Now, Arriola says that for him, the noise was never the problem — it was the one night of gunfire. Because Purdy hasn't had a similar incident since then, he believes the issue is over.

"When businesses can't respect their neighbors, then the commission has to get involved," he says. "But there are many, many people who do support Purdy, and they've been making an effort to reach out to neighbors and be respectful. We're not gonna make everybody happy all of the time."

Purdy lovers reacted to the news in relief. "We've been living in limbo for two years now, and that's no way to live," Binkiewicz says. "I'm a proponent of 5 a.m. I'm a proponent of 'Don't change Miami Beach; stick to what got us here.' People come to Miami Beach for fun."

De los Reyes think it's "terrible" Arriola pulled the plug. "I don't know why he's doing that," she says. "I mean, he has a child. I wish the Purdy Lounge was in front of his townhome so he could hear the noise."

De los Reyes has vowed to keep fighting. "It's been a lot of work for no change," she says while pointing out a security camera that's stationed in the condo's parking garage. "I think they're being protected."

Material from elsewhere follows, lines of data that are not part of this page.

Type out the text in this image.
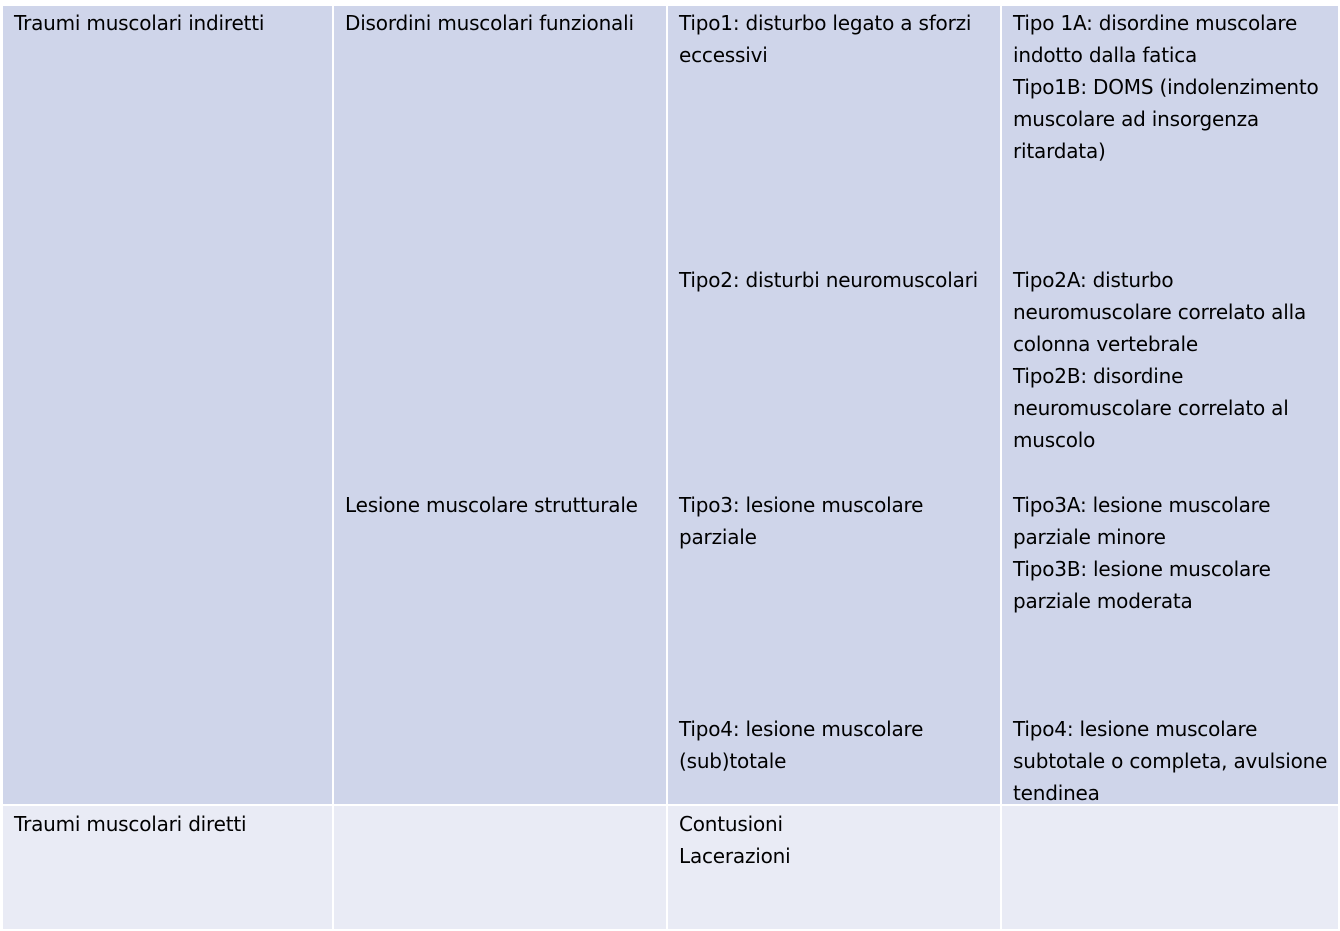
Traumi muscolari indiretti	Disordini muscolari funzionali
Lesione muscolare strutturale
Tipo1: disturbo legato a sforzi eccessivi
Tipo2: disturbi neuromuscolari
Tipo3: lesione muscolare parziale
Tipo4: lesione muscolare (sub)totale
Tipo 1A: disordine muscolare indotto dalla fatica
Tipo1B: DOMS (indolenzimento muscolare ad insorgenza ritardata)
Tipo2A: disturbo neuromuscolare correlato alla colonna vertebrale
Tipo2B: disordine neuromuscolare correlato al muscolo
Tipo3A: lesione muscolare parziale minore
Tipo3B: lesione muscolare parziale moderata
Tipo4: lesione muscolare subtotale o completa, avulsione tendinea
Traumi muscolari diretti	Contusioni
Lacerazioni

"You had your time," she says almost under her breath. "The neighborhood has changed." As she continues to grumble, two residents in leather biking gear rev their motorcycles and peel out of the parking garage. After the noise dies, de los Reyes announces she's going to write to the mayor again.

Outside Purdy on a recent Saturday at 3 a.m., the neighborhood was quiet except for wisps of laughter and chatter from people walking nearby. The sound of a car door shutting echoed through the darkness. No one was waiting for an Uber, nor was anyone dry-humping on top of a car. The area seemed tame and normal, quieter than many other parts of South Beach.

"I got to fulfill a lifelong dream in so many ways," Binkiewicz says of opening Purdy. "It's really cool when you come here at night and you see a lot of people having a fun time. There could be a thousand magical moments in the night, and you look around and you feel like you've done something good."

Adds Epstein: "I've been in the business for a good 20 years, and I've worked throughout the industry. This place will always be special for me. This is home."

Responds Binkiewicz: "It's home for a lot of people."